Yazılım projelerinde başarısızlığın nedeni çoğu zaman teknik başlıklar üzerinden açıklanır. Altyapı, teknoloji seçimi veya ekip yeterliliği konuşulur. Oysa sahada uzun süre proje yönetenlerin bildiği temel gerçek şudur: projelerin önemli bir kısmı teknik olarak değil, iletişim eksikliği nedeniyle sorun yaşar.
Projenin ilk aşamalarında taraflar genellikle aynı noktada buluştuklarını düşünür. Hızlı olsun, kullanıcı dostu olsun, ileride geliştirilebilir gibi ifadeler ortak bir anlayış hissi yaratır. Ancak bu tür tanımlar netleştirilmediği ve yazılı hale getirilmediği sürece, herkesin zihninde farklı anlamlar taşır.
Müşteri projeye kendi iş süreçleri ve beklentileri üzerinden yaklaşır.
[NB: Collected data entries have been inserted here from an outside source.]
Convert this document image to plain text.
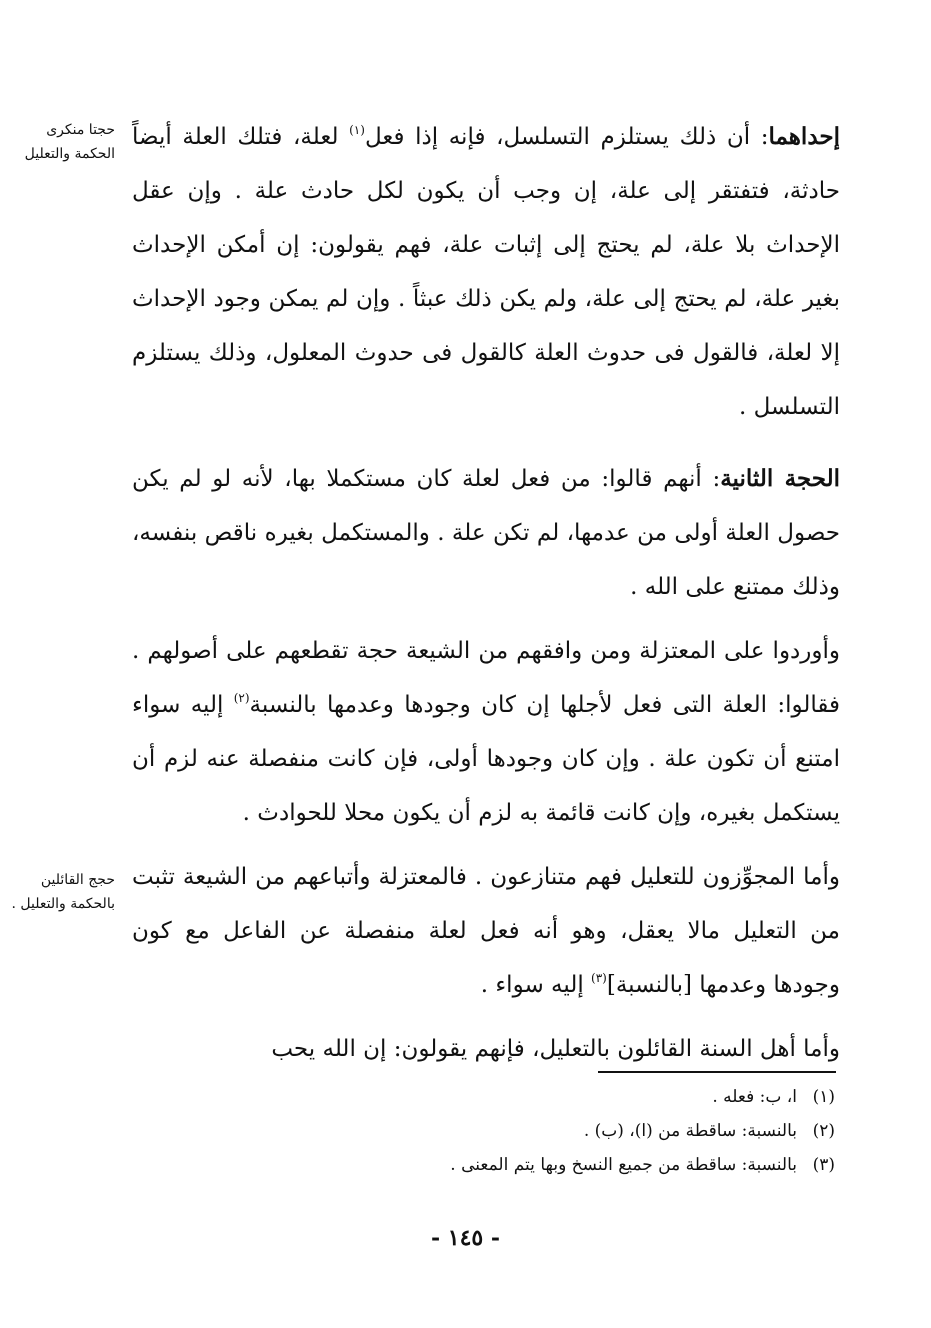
حجتا منكرى الحكمة والتعليل
حجج القائلين بالحكمة والتعليل .

إحداهما: أن ذلك يستلزم التسلسل، فإنه إذا فعل$^{(١)}$ لعلة، فتلك العلة أيضاً حادثة، فتفتقر إلى علة، إن وجب أن يكون لكل حادث علة . وإن عقل الإحداث بلا علة، لم يحتج إلى إثبات علة، فهم يقولون: إن أمكن الإحداث بغير علة، لم يحتج إلى علة، ولم يكن ذلك عبثاً . وإن لم يمكن وجود الإحداث إلا لعلة، فالقول فى حدوث العلة كالقول فى حدوث المعلول، وذلك يستلزم التسلسل .

الحجة الثانية: أنهم قالوا: من فعل لعلة كان مستكملا بها، لأنه لو لم يكن حصول العلة أولى من عدمها، لم تكن علة . والمستكمل بغيره ناقص بنفسه، وذلك ممتنع على الله .

وأوردوا على المعتزلة ومن وافقهم من الشيعة حجة تقطعهم على أصولهم . فقالوا: العلة التى فعل لأجلها إن كان وجودها وعدمها بالنسبة$^{(٢)}$ إليه سواء امتنع أن تكون علة . وإن كان وجودها أولى، فإن كانت منفصلة عنه لزم أن يستكمل بغيره، وإن كانت قائمة به لزم أن يكون محلا للحوادث .

وأما المجوِّزون للتعليل فهم متنازعون . فالمعتزلة وأتباعهم من الشيعة تثبت من التعليل مالا يعقل، وهو أنه فعل لعلة منفصلة عن الفاعل مع كون وجودها وعدمها [بالنسبة]$^{(٣)}$ إليه سواء .

وأما أهل السنة القائلون بالتعليل، فإنهم يقولون: إن الله يحب

(١)ا، ب: فعله .
(٢)بالنسبة: ساقطة من (ا)، (ب) .
(٣)بالنسبة: ساقطة من جميع النسخ وبها يتم المعنى .
- ١٤٥ -
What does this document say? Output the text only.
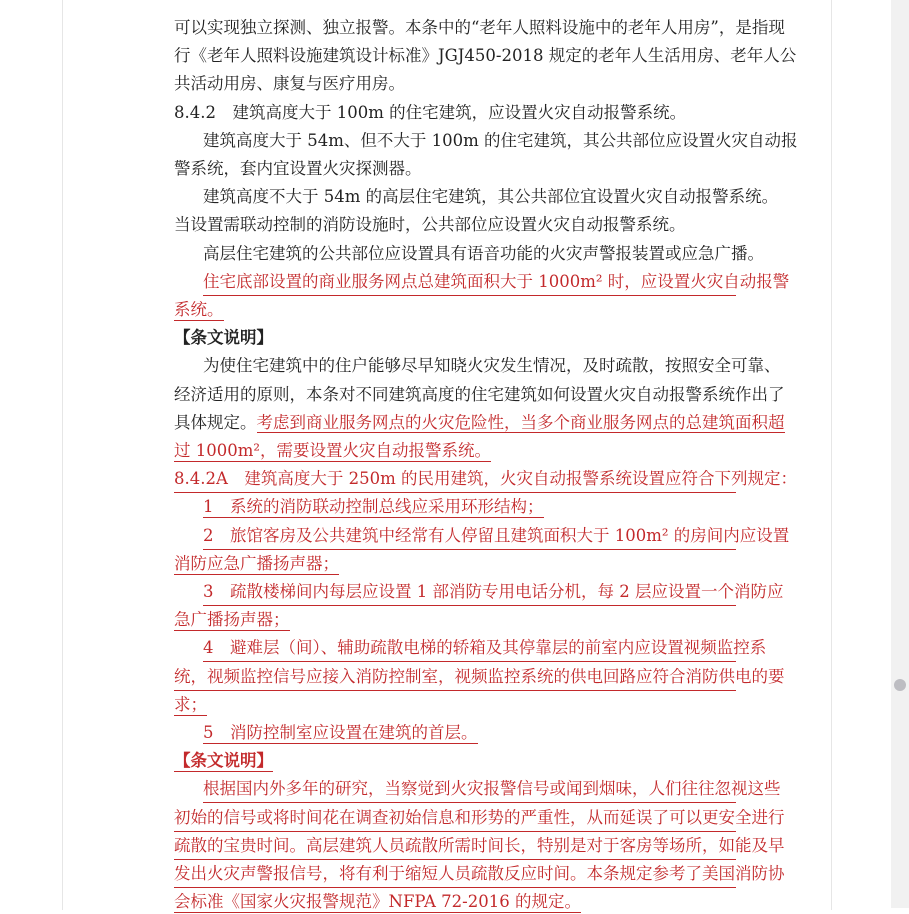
可以实现独立探测、独立报警。本条中的“老年人照料设施中的老年人用房”，是指现
行《老年人照料设施建筑设计标准》JGJ450-2018 规定的老年人生活用房、老年人公
共活动用房、康复与医疗用房。
8.4.2　建筑高度大于 100m 的住宅建筑，应设置火灾自动报警系统。
建筑高度大于 54m、但不大于 100m 的住宅建筑，其公共部位应设置火灾自动报
警系统，套内宜设置火灾探测器。
建筑高度不大于 54m 的高层住宅建筑，其公共部位宜设置火灾自动报警系统。
当设置需联动控制的消防设施时，公共部位应设置火灾自动报警系统。
高层住宅建筑的公共部位应设置具有语音功能的火灾声警报装置或应急广播。
住宅底部设置的商业服务网点总建筑面积大于 1000m² 时，应设置火灾自动报警
系统。
【条文说明】
为使住宅建筑中的住户能够尽早知晓火灾发生情况，及时疏散，按照安全可靠、
经济适用的原则，本条对不同建筑高度的住宅建筑如何设置火灾自动报警系统作出了
具体规定。考虑到商业服务网点的火灾危险性，当多个商业服务网点的总建筑面积超
过 1000m²，需要设置火灾自动报警系统。
8.4.2A　建筑高度大于 250m 的民用建筑，火灾自动报警系统设置应符合下列规定：
1　系统的消防联动控制总线应采用环形结构；
2　旅馆客房及公共建筑中经常有人停留且建筑面积大于 100m² 的房间内应设置
消防应急广播扬声器；
3　疏散楼梯间内每层应设置 1 部消防专用电话分机，每 2 层应设置一个消防应
急广播扬声器；
4　避难层（间）、辅助疏散电梯的轿箱及其停靠层的前室内应设置视频监控系
统，视频监控信号应接入消防控制室，视频监控系统的供电回路应符合消防供电的要
求；
5　消防控制室应设置在建筑的首层。
【条文说明】
根据国内外多年的研究，当察觉到火灾报警信号或闻到烟味，人们往往忽视这些
初始的信号或将时间花在调查初始信息和形势的严重性，从而延误了可以更安全进行
疏散的宝贵时间。高层建筑人员疏散所需时间长，特别是对于客房等场所，如能及早
发出火灾声警报信号，将有利于缩短人员疏散反应时间。本条规定参考了美国消防协
会标准《国家火灾报警规范》NFPA 72-2016 的规定。
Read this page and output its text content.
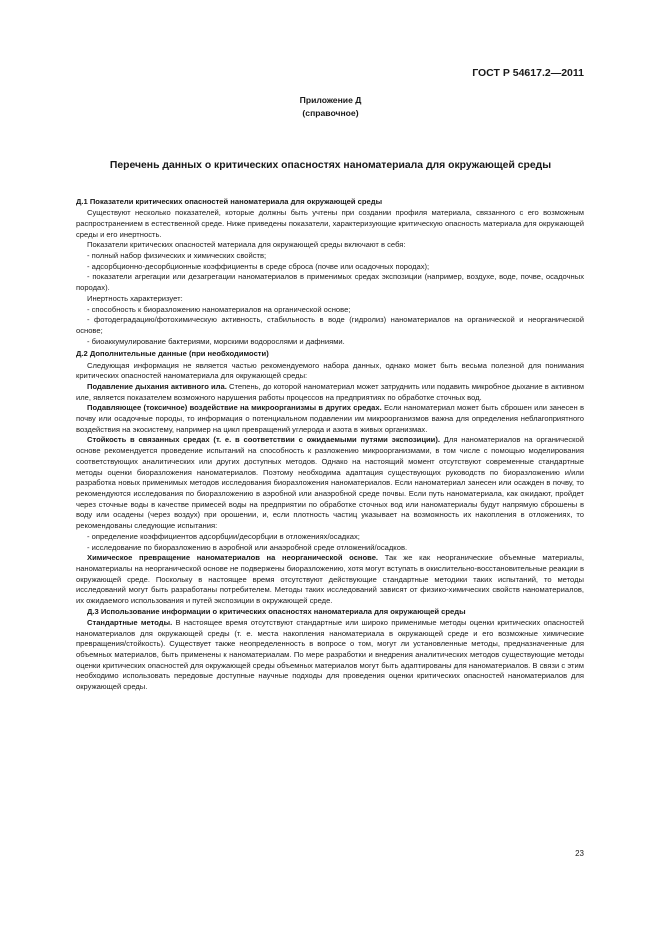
ГОСТ Р 54617.2—2011
Приложение Д
(справочное)
Перечень данных о критических опасностях наноматериала для окружающей среды

Д.1 Показатели критических опасностей наноматериала для окружающей среды

Существуют несколько показателей, которые должны быть учтены при создании профиля материала, связанного с его возможным распространением в естественной среде. Ниже приведены показатели, характеризующие критическую опасность материала для окружающей среды и его инертность.

Показатели критических опасностей материала для окружающей среды включают в себя:

- полный набор физических и химических свойств;

- адсорбционно-десорбционные коэффициенты в среде сброса (почве или осадочных породах);

- показатели агрегации или дезагрегации наноматериалов в применимых средах экспозиции (например, воздухе, воде, почве, осадочных породах).

Инертность характеризует:

- способность к биоразложению наноматериалов на органической основе;

- фотодеградацию/фотохимическую активность, стабильность в воде (гидролиз) наноматериалов на органической и неорганической основе;

- биоаккумулирование бактериями, морскими водорослями и дафниями.

Д.2 Дополнительные данные (при необходимости)

Следующая информация не является частью рекомендуемого набора данных, однако может быть весьма полезной для понимания критических опасностей наноматериала для окружающей среды:

Подавление дыхания активного ила. Степень, до которой наноматериал может затруднить или подавить микробное дыхание в активном иле, является показателем возможного нарушения работы процессов на предприятиях по обработке сточных вод.

Подавляющее (токсичное) воздействие на микроорганизмы в других средах. Если наноматериал может быть сброшен или занесен в почву или осадочные породы, то информация о потенциальном подавлении им микроорганизмов важна для определения неблагоприятного воздействия на экосистему, например на цикл превращений углерода и азота в живых организмах.

Стойкость в связанных средах (т. е. в соответствии с ожидаемыми путями экспозиции). Для наноматериалов на органической основе рекомендуется проведение испытаний на способность к разложению микроорганизмами, в том числе с помощью моделирования соответствующих аналитических или других доступных методов. Однако на настоящий момент отсутствуют современные стандартные методы оценки биоразложения наноматериалов. Поэтому необходима адаптация существующих руководств по биоразложению и/или разработка новых применимых методов исследования биоразложения наноматериалов. Если наноматериал занесен или осажден в почву, то рекомендуются исследования по биоразложению в аэробной или анаэробной среде почвы. Если путь наноматериала, как ожидают, пройдет через сточные воды в качестве примесей воды на предприятии по обработке сточных вод или наноматериалы будут напрямую сброшены в воду или осадены (через воздух) при орошении, и, если плотность частиц указывает на возможность их накопления в отложениях, то рекомендованы следующие испытания:

- определение коэффициентов адсорбции/десорбции в отложениях/осадках;

- исследование по биоразложению в аэробной или анаэробной среде отложений/осадков.

Химическое превращение наноматериалов на неорганической основе. Так же как неорганические объемные материалы, наноматериалы на неорганической основе не подвержены биоразложению, хотя могут вступать в окислительно-восстановительные реакции в окружающей среде. Поскольку в настоящее время отсутствуют действующие стандартные методики таких испытаний, то методы исследований могут быть разработаны потребителем. Методы таких исследований зависят от физико-химических свойств наноматериалов, их ожидаемого использования и путей экспозиции в окружающей среде.

Д.3 Использование информации о критических опасностях наноматериала для окружающей среды

Стандартные методы. В настоящее время отсутствуют стандартные или широко применимые методы оценки критических опасностей наноматериалов для окружающей среды (т. е. места накопления наноматериала в окружающей среде и его возможные химические превращения/стойкость). Существует также неопределенность в вопросе о том, могут ли установленные методы, предназначенные для объемных материалов, быть применены к наноматериалам. По мере разработки и внедрения аналитических методов существующие методы оценки критических опасностей для окружающей среды объемных материалов могут быть адаптированы для наноматериалов. В связи с этим необходимо использовать передовые доступные научные подходы для проведения оценки критических опасностей наноматериалов для окружающей среды.

23
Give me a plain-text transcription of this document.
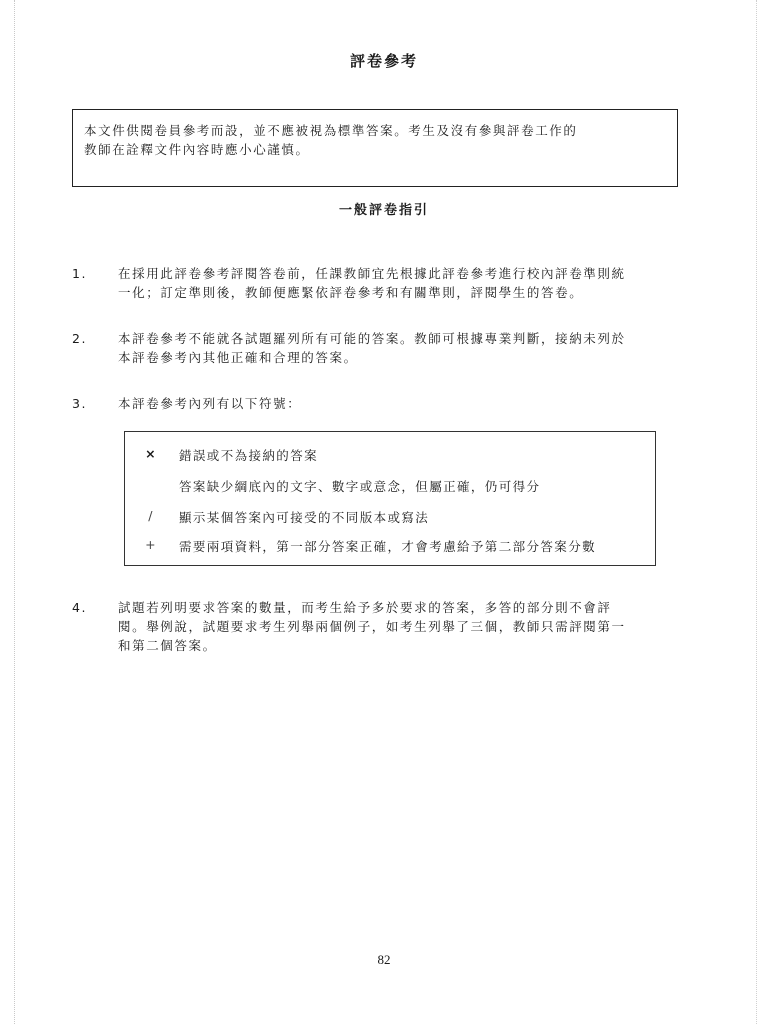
評卷參考

本文件供閱卷員參考而設，並不應被視為標準答案。考生及沒有參與評卷工作的

教師在詮釋文件內容時應小心謹慎。

一般評卷指引
1.	在採用此評卷參考評閱答卷前，任課教師宜先根據此評卷參考進行校內評卷準則統

一化；訂定準則後，教師便應緊依評卷參考和有關準則，評閱學生的答卷。

2.	本評卷參考不能就各試題羅列所有可能的答案。教師可根據專業判斷，接納未列於

本評卷參考內其他正確和合理的答案。

3.	本評卷參考內列有以下符號：

× 錯誤或不為接納的答案
答案缺少綱底內的文字、數字或意念，但屬正確，仍可得分
/	顯示某個答案內可接受的不同版本或寫法
+ 需要兩項資料，第一部分答案正確，才會考慮給予第二部分答案分數
4.	試題若列明要求答案的數量，而考生給予多於要求的答案，多答的部分則不會評

閱。舉例說，試題要求考生列舉兩個例子，如考生列舉了三個，教師只需評閱第一

和第二個答案。

82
Yazılım ekibi ise sistemin sürdürülebilirliği ve teknik gereklilikleri açısından değerlendirir. Bu iki bakış açısı arasındaki boşluk, çoğu zaman proje ilerleyene kadar fark edilmez. Sorunlar ortaya çıktığında ise artık mesele teknik olmaktan çıkar.
Projelerde yaşanan pek çok kriz, konuşulmuş ancak dokümana yansımamış kararların doğal sonucudur. Başlangıçta esneklik olarak görülen bu durum, ilerleyen aşamalarda kapsam belirsizliğine ve güven kaybına dönüşür.
Uzun yıllar boyunca defalarca şahit olduğum bir durum var: Teknik olarak doğru inşa edilmiş bir proje, yalnızca başlangıçta netleştirilmeyen beklentiler nedeniyle başarısız algılanabiliyor. Bu noktada kod değil, iletişim sorgulanır.
Sağlam yazılım projeleri güçlü teknolojilerle değil, net tanımlanmış beklentiler ve disiplinli iletişimle başlar. Kod zamanla iyileştirilebilir. Yanlış anlaşılmalar ise çoğu zaman kalıcı izler bırakır.